Overall, our results demonstrate that the aerobic metabolism of the invasive quagga mussel is less thermo-tolerant than that of the endemic eastern elliptio, and this could be related to both species' life history traits. As argued by McMahon (1996), contrary to unionid freshwater mussels, dreissenids are relatively recent colonizers of freshwater habitats, and they have retained some of the primitive characteristics of their marine ancestors, including planktonic larvae and reduced resistance to environmental stress. Unionids have evolved better resistance adaptations, such as long lifespans, extensive iteroparity, low effective fecundities, large offspring, delayed maturity and reduced growth rates, which make them better suited to survive in stable and extreme environments, but prevent them from rapid habitat recolonization after extirpation by environmental disturbance (McMahon, 1996). By contrast, dreissenids are less competitive in stable and extreme habitats and they have evolved different life history traits such as elevated fecundity, fast growth, early maturity and attenuated lifespans that allow them to rapidly recolonize unstable habitats after extirpation by unpredictable environmental stressors (McMahon, 1996). Selection pressures for resistance adaptations are reduced in unpredictable habitats, and for a species such as D. bugensis, metabolic resistance is of little use as it relies on its elevated growth and fecundity to either invade new environments or maintain prior populations (McMahon, 2002). An elevated metabolic resistance would require greater energy investments from an individual, which is much more characteristic of species such as the eastern elliptio. As such, although an elevated temperature is more detrimental to the quagga than it is to the eastern elliptio, on a larger scale, elliptio populations, being long-lived and slower to reproduce, will potentially suffer more from increased thermal instability, not being able to bounce back as easily as the quagga. As suggested by McMahon (1996), adaptations to unstable habitats have allowed D. bugensis and its cousin D. polymorpha to be extremely successful invaders of North American freshwater habitats.

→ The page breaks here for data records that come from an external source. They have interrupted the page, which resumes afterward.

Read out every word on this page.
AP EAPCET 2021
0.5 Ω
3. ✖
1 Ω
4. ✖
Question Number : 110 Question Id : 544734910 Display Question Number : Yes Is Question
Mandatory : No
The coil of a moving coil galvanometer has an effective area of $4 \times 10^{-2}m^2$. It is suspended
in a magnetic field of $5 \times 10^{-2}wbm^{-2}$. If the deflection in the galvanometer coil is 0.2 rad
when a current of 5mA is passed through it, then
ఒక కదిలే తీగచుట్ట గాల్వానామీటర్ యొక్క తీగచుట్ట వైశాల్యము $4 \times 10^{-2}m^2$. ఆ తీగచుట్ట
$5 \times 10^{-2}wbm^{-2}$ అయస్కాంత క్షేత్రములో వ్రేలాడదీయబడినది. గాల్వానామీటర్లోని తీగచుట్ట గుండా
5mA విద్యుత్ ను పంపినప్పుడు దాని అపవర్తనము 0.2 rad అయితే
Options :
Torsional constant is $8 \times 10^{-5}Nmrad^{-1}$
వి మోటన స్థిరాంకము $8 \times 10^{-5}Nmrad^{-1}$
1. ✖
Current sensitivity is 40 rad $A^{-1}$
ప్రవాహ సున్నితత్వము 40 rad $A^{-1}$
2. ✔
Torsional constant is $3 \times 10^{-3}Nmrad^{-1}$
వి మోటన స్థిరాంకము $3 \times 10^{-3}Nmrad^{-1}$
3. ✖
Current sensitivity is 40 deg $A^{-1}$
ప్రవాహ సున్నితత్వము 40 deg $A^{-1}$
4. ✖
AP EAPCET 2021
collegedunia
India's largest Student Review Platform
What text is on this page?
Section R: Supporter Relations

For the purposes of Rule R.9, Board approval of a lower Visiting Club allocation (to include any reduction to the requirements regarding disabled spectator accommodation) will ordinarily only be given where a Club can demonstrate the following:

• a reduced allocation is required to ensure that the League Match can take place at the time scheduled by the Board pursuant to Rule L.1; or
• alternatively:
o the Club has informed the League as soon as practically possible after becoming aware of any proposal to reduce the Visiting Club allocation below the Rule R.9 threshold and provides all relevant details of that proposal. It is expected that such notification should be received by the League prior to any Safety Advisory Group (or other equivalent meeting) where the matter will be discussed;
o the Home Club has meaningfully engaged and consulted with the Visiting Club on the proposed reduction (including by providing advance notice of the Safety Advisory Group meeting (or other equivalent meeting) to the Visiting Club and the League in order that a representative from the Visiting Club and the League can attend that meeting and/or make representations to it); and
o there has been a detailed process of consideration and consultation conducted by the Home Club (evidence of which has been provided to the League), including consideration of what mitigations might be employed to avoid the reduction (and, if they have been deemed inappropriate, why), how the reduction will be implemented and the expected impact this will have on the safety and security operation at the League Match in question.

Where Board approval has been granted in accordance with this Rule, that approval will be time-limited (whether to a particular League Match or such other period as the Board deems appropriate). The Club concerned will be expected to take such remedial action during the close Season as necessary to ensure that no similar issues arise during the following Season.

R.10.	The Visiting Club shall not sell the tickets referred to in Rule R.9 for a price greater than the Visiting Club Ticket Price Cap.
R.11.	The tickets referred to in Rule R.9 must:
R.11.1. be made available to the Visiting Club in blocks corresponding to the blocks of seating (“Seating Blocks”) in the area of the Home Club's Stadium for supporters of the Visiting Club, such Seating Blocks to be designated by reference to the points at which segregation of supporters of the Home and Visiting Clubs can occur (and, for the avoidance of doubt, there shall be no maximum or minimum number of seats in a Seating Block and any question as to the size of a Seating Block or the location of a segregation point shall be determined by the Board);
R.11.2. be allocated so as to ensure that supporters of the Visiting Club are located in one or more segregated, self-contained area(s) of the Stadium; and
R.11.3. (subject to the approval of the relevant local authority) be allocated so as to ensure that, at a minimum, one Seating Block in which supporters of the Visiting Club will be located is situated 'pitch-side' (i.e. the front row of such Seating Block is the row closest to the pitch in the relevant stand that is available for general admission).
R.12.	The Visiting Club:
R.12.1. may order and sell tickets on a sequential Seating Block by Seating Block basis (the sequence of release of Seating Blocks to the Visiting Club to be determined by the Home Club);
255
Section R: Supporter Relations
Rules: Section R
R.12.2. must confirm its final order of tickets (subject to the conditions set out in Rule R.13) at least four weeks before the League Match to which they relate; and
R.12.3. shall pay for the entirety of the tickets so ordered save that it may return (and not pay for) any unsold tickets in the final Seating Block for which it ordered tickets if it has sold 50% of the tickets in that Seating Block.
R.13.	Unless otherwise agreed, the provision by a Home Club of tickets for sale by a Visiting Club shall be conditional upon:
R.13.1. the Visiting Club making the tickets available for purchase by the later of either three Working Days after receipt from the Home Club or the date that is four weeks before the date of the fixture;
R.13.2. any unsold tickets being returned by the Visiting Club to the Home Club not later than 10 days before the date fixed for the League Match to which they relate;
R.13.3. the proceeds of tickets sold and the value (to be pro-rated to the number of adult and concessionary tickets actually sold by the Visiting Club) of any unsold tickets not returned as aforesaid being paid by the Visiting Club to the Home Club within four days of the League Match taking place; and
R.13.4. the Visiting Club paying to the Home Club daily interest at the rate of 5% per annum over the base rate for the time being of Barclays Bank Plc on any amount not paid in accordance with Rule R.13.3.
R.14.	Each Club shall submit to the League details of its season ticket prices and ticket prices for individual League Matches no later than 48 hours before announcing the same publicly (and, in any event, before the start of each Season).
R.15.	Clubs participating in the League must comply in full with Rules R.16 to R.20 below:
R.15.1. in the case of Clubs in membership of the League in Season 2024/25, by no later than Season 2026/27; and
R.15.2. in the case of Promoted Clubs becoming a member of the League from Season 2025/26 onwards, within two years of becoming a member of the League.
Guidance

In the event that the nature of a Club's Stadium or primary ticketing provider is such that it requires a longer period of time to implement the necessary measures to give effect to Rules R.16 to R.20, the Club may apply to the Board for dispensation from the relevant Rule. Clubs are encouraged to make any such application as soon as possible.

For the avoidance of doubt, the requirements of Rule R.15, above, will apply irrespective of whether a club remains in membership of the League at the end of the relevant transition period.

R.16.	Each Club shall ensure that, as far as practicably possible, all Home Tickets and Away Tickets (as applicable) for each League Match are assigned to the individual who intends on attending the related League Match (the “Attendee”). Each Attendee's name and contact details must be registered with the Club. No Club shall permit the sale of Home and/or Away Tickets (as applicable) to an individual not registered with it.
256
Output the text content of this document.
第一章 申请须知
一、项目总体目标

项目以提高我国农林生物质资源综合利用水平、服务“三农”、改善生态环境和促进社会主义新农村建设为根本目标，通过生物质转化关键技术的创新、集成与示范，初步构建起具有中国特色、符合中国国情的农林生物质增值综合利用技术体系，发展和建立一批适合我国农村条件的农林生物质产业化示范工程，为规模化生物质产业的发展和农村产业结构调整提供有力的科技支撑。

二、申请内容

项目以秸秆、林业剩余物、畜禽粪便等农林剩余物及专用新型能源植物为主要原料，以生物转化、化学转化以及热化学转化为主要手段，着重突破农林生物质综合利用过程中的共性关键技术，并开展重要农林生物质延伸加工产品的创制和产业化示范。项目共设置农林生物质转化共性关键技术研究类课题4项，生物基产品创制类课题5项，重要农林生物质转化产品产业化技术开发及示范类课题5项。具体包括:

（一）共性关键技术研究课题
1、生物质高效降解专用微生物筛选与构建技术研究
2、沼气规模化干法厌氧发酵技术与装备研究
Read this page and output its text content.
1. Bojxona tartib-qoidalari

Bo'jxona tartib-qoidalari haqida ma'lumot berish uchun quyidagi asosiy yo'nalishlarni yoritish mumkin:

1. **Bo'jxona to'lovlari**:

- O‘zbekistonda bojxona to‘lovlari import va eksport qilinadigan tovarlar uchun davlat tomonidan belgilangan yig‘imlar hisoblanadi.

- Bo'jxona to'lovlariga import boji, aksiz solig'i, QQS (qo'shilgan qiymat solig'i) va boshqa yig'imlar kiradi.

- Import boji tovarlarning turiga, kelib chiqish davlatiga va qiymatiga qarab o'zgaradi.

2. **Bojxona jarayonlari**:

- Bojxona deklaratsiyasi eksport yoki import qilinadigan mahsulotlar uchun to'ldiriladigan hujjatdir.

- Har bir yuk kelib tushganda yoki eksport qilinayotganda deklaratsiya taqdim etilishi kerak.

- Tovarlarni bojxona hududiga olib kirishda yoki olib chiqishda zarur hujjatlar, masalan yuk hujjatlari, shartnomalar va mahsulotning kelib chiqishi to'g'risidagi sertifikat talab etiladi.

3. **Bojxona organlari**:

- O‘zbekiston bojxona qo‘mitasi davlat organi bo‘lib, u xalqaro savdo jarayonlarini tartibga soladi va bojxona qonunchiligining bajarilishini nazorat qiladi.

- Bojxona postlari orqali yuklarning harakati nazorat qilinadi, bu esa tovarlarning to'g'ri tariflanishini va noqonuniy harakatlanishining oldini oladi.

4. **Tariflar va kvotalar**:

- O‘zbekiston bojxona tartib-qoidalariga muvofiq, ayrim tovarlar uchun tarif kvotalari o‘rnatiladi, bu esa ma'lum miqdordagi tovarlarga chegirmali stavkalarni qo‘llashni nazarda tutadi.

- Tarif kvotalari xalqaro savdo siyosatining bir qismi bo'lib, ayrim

Our research highlights a clear effect of elevated temperatures on the mitochondrial metabolism of both studied species, i.e. at temperatures close to the upper limit, mitochondrial functions are compromised. In both species tested, the metabolic depression induced by exposure to high temperatures links with a similar impairment of the OXPHOS machinery, characterized by a lower coupling and an increased futile proton cycle. Our study provides a key comparative analysis of mitochondrial OXPHOS activity in two North American freshwater bivalves and emphasizes the essential role played by mitochondria in setting thermal tolerance in aquatic ectotherms, highlighting how mitochondrial thermo-sensitivity may indeed determine the upper thermal limit and affect the survival and distribution of animal species. However, a more comprehensive study outlying thermal tolerance of the multiple components of the mitochondrial machinery (e.g. glycolysis, TCA cycle, OXPHOS, potential alternative pathways) is required in order to better understand how metabolic thermo-sensitivity plays into the global equation underlying the decline, maintenance or growth of freshwater bivalves. The complex processes that make up the mitochondrial machinery render it difficult to pinpoint specific bottlenecks that may mediate thermal tolerance. Thus, a better understanding of these functions may help future conservation efforts by promoting the development of more adapted and effective predictive models.

We would like to thank the two anonymous reviewers, who contributed to the article with their thoughtful and insightful comments.